Anyways im not sure this is the same issue as yours, and so its interesting to think about what kinds of minds it's freeing, and what kinds its of less use to.
Either the bottleneck between product organizations and engineering on getting decent requirements to know what to build and engineering teams being unwilling to start until they have every I dotted and T crossed.
The backend of the problem is that already most of the code e see written is poorly documented across the spectrum. How many commit messages have we seen of "wip" for instance? Or you go to a repository and the Readme is empty?
So the real danger is the stack overflow effect on steroids. It's not just a block of code that was put in that wasn't understood, its now entire projects, and there's little to no documentation to explain what was done or why decisions were made.

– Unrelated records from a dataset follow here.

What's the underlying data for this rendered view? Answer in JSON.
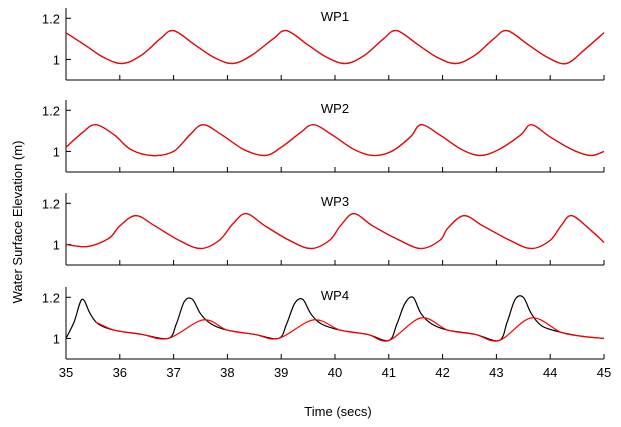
{
  "figure": {
    "ylabel": "Water Surface Elevation (m)",
    "xlabel": "Time (secs)"
  },
  "colors": {
    "measured": "#000000",
    "simulated": "#ff0000",
    "axis": "#000000"
  },
  "chart_data": [
    {
      "type": "line",
      "title": "WP1",
      "xlim": [
        35,
        45
      ],
      "ylim": [
        0.9,
        1.25
      ],
      "yticks": [
        1,
        1.2
      ],
      "ytick_labels": [
        "1",
        "1.2"
      ],
      "xticks": [
        35,
        36,
        37,
        38,
        39,
        40,
        41,
        42,
        43,
        44,
        45
      ],
      "xtick_labels": [],
      "grid": false,
      "series": [
        {
          "x": [
            35,
            35.35,
            35.7,
            36.05,
            36.4,
            36.75,
            37.0,
            37.4,
            37.75,
            38.1,
            38.45,
            38.85,
            39.1,
            39.5,
            39.85,
            40.2,
            40.55,
            40.9,
            41.15,
            41.55,
            41.9,
            42.25,
            42.6,
            42.95,
            43.2,
            43.6,
            43.95,
            44.3,
            44.65,
            45
          ],
          "y": [
            1.13,
            1.07,
            1.01,
            0.98,
            1.02,
            1.1,
            1.14,
            1.07,
            1.01,
            0.98,
            1.02,
            1.1,
            1.14,
            1.07,
            1.01,
            0.98,
            1.02,
            1.1,
            1.14,
            1.07,
            1.01,
            0.98,
            1.02,
            1.1,
            1.14,
            1.07,
            1.01,
            0.98,
            1.05,
            1.13
          ]
        },
        {
          "x": [
            35,
            35.35,
            35.7,
            36.05,
            36.4,
            36.75,
            37.0,
            37.4,
            37.75,
            38.1,
            38.45,
            38.85,
            39.1,
            39.5,
            39.85,
            40.2,
            40.55,
            40.9,
            41.15,
            41.55,
            41.9,
            42.25,
            42.6,
            42.95,
            43.2,
            43.6,
            43.95,
            44.3,
            44.65,
            45
          ],
          "y": [
            1.13,
            1.07,
            1.01,
            0.98,
            1.02,
            1.1,
            1.14,
            1.07,
            1.01,
            0.98,
            1.02,
            1.1,
            1.14,
            1.07,
            1.01,
            0.98,
            1.02,
            1.1,
            1.14,
            1.07,
            1.01,
            0.98,
            1.02,
            1.1,
            1.14,
            1.07,
            1.01,
            0.98,
            1.05,
            1.13
          ]
        }
      ]
    },
    {
      "type": "line",
      "title": "WP2",
      "xlim": [
        35,
        45
      ],
      "ylim": [
        0.9,
        1.25
      ],
      "yticks": [
        1,
        1.2
      ],
      "ytick_labels": [
        "1",
        "1.2"
      ],
      "xticks": [
        35,
        36,
        37,
        38,
        39,
        40,
        41,
        42,
        43,
        44,
        45
      ],
      "xtick_labels": [],
      "grid": false,
      "series": [
        {
          "x": [
            35,
            35.3,
            35.55,
            35.9,
            36.2,
            36.6,
            37.0,
            37.3,
            37.55,
            37.9,
            38.3,
            38.7,
            39.0,
            39.35,
            39.6,
            39.95,
            40.35,
            40.7,
            41.05,
            41.4,
            41.6,
            41.95,
            42.35,
            42.7,
            43.05,
            43.45,
            43.65,
            44.0,
            44.4,
            44.75,
            45
          ],
          "y": [
            1.02,
            1.09,
            1.13,
            1.08,
            1.01,
            0.98,
            1.0,
            1.08,
            1.13,
            1.08,
            1.01,
            0.98,
            1.02,
            1.09,
            1.13,
            1.08,
            1.01,
            0.98,
            1.0,
            1.07,
            1.13,
            1.08,
            1.01,
            0.98,
            1.01,
            1.08,
            1.13,
            1.07,
            1.01,
            0.98,
            1.0
          ]
        },
        {
          "x": [
            35,
            35.3,
            35.55,
            35.9,
            36.2,
            36.6,
            37.0,
            37.3,
            37.55,
            37.9,
            38.3,
            38.7,
            39.0,
            39.35,
            39.6,
            39.95,
            40.35,
            40.7,
            41.05,
            41.4,
            41.6,
            41.95,
            42.35,
            42.7,
            43.05,
            43.45,
            43.65,
            44.0,
            44.4,
            44.75,
            45
          ],
          "y": [
            1.02,
            1.09,
            1.13,
            1.08,
            1.01,
            0.98,
            1.0,
            1.08,
            1.13,
            1.08,
            1.01,
            0.98,
            1.02,
            1.09,
            1.13,
            1.08,
            1.01,
            0.98,
            1.0,
            1.07,
            1.13,
            1.08,
            1.01,
            0.98,
            1.01,
            1.08,
            1.13,
            1.07,
            1.01,
            0.98,
            1.0
          ]
        }
      ]
    },
    {
      "type": "line",
      "title": "WP3",
      "xlim": [
        35,
        45
      ],
      "ylim": [
        0.9,
        1.25
      ],
      "yticks": [
        1,
        1.2
      ],
      "ytick_labels": [
        "1",
        "1.2"
      ],
      "xticks": [
        35,
        36,
        37,
        38,
        39,
        40,
        41,
        42,
        43,
        44,
        45
      ],
      "xtick_labels": [],
      "grid": false,
      "series": [
        {
          "x": [
            35,
            35.4,
            35.8,
            36.0,
            36.3,
            36.65,
            37.1,
            37.5,
            37.85,
            38.1,
            38.35,
            38.7,
            39.15,
            39.55,
            39.9,
            40.1,
            40.35,
            40.7,
            41.2,
            41.6,
            41.95,
            42.1,
            42.4,
            42.75,
            43.25,
            43.65,
            44.0,
            44.2,
            44.4,
            44.75,
            45
          ],
          "y": [
            1.0,
            0.99,
            1.03,
            1.09,
            1.14,
            1.09,
            1.02,
            0.98,
            1.02,
            1.1,
            1.15,
            1.09,
            1.02,
            0.98,
            1.02,
            1.09,
            1.15,
            1.09,
            1.02,
            0.98,
            1.02,
            1.08,
            1.14,
            1.09,
            1.02,
            0.98,
            1.02,
            1.09,
            1.14,
            1.07,
            1.01
          ]
        },
        {
          "x": [
            35,
            35.4,
            35.8,
            36.0,
            36.3,
            36.65,
            37.1,
            37.5,
            37.85,
            38.1,
            38.35,
            38.7,
            39.15,
            39.55,
            39.9,
            40.1,
            40.35,
            40.7,
            41.2,
            41.6,
            41.95,
            42.1,
            42.4,
            42.75,
            43.25,
            43.65,
            44.0,
            44.2,
            44.4,
            44.75,
            45
          ],
          "y": [
            1.0,
            0.99,
            1.03,
            1.09,
            1.14,
            1.09,
            1.02,
            0.98,
            1.02,
            1.1,
            1.15,
            1.09,
            1.02,
            0.98,
            1.02,
            1.09,
            1.15,
            1.09,
            1.02,
            0.98,
            1.02,
            1.08,
            1.14,
            1.09,
            1.02,
            0.98,
            1.02,
            1.09,
            1.14,
            1.07,
            1.01
          ]
        }
      ]
    },
    {
      "type": "line",
      "title": "WP4",
      "xlim": [
        35,
        45
      ],
      "ylim": [
        0.9,
        1.25
      ],
      "yticks": [
        1,
        1.2
      ],
      "ytick_labels": [
        "1",
        "1.2"
      ],
      "xticks": [
        35,
        36,
        37,
        38,
        39,
        40,
        41,
        42,
        43,
        44,
        45
      ],
      "xtick_labels": [],
      "grid": false,
      "series": [
        {
          "x": [
            35,
            35.15,
            35.3,
            35.45,
            35.6,
            35.9,
            36.4,
            36.9,
            37.05,
            37.2,
            37.35,
            37.5,
            37.7,
            38.0,
            38.5,
            38.95,
            39.1,
            39.25,
            39.4,
            39.55,
            39.75,
            40.1,
            40.6,
            41.0,
            41.15,
            41.3,
            41.45,
            41.6,
            41.8,
            42.1,
            42.6,
            43.05,
            43.2,
            43.35,
            43.5,
            43.65,
            43.85,
            44.2,
            44.6,
            45
          ],
          "y": [
            1.0,
            1.08,
            1.19,
            1.12,
            1.07,
            1.04,
            1.02,
            1.0,
            1.07,
            1.18,
            1.19,
            1.12,
            1.07,
            1.04,
            1.02,
            1.0,
            1.07,
            1.17,
            1.19,
            1.12,
            1.07,
            1.04,
            1.02,
            0.99,
            1.07,
            1.17,
            1.2,
            1.12,
            1.07,
            1.04,
            1.02,
            0.99,
            1.08,
            1.19,
            1.2,
            1.12,
            1.06,
            1.03,
            1.01,
            1.0
          ]
        },
        {
          "x": [
            35.55,
            35.9,
            36.4,
            36.9,
            37.55,
            38.0,
            38.5,
            38.95,
            39.6,
            40.1,
            40.6,
            41.0,
            41.6,
            42.1,
            42.6,
            43.05,
            43.65,
            44.2,
            44.6,
            45
          ],
          "y": [
            1.08,
            1.04,
            1.02,
            1.0,
            1.09,
            1.04,
            1.02,
            1.0,
            1.09,
            1.04,
            1.02,
            0.99,
            1.1,
            1.04,
            1.02,
            0.99,
            1.1,
            1.03,
            1.01,
            1.0
          ]
        }
      ]
    }
  ]
}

If the developer is not savvy about the business case, he cannot have that vision, and all he can do is implement requirements as described by the business, which itself doesn't sufficiently understand technology to build the right path.
The tricky part is always the action plan: how do we achieve X in steps without blowing budget/time/people/other resources?
I'm going to skip the obvious answer about how LLMs can actually improve code quality and reviewability and focus on a different argument: why engineers even care about code quality.
Most code is not written as a work of art but as an important functional piece to achieve return on capital. Programmers get paid by companies to produce code. The payment ultimately is driven by expectation of a return on investment of the code. Ultimately business owners and owners do not really care about code quality as long as it can deliver on return on capital. There are plenty of profitable businesses run on spaghetti code and old technology. However, engineers realized that bad code resulted in costly downstream consequences including consequences that affected ROI. Tech debt had to be paid not just in developer hours but also dollars and cents. Thus this obsession with code quality, code reviews, and this current debate.
Many including Andrew Ng at YC startup school recently are realizing that writing bad code is now a two way door instead of the one way door that it used to be. With LLMs you can deploy some bad code, realize it's bad, and rewrite that entire codebase tomorrow with near negligible cost. The fact that LLM can write some very very bad code is less important than the return on invested capital of that code especially when taking into account the speed at which that code can be fixed / completely re-written in the future, and especially when that in that future, LLMs will be even more capable than it is now.
Here's my advice: give in the shitty code and merge it. Claude 6 will refactor all of it to your liking very soon.
Most of these only exist because one person cannot code fast enough to produce all the code. If one programmer was fast enough, you would not need a team and then you wouldn't have coordination and communication overhead and so on.
If the amount of code grows without bounds and is an incoherent mess, team sizes may not, in fact, actually get smaller.
One useful dimension to consider team organization is the "lone genius" to "infinite monkeys on typewriters" axis. Agile as usually practised, microservices, and other recent techniques seem to me to be addressing the "monkey on typewriters" end of the spectrum. Smalltalk and Common Lisp were built around the idea of putting amazing tools in the hands of a single or small group of devs. There are still things that address this group (e.g. it's part of Rails philosophy) but it is less prominent.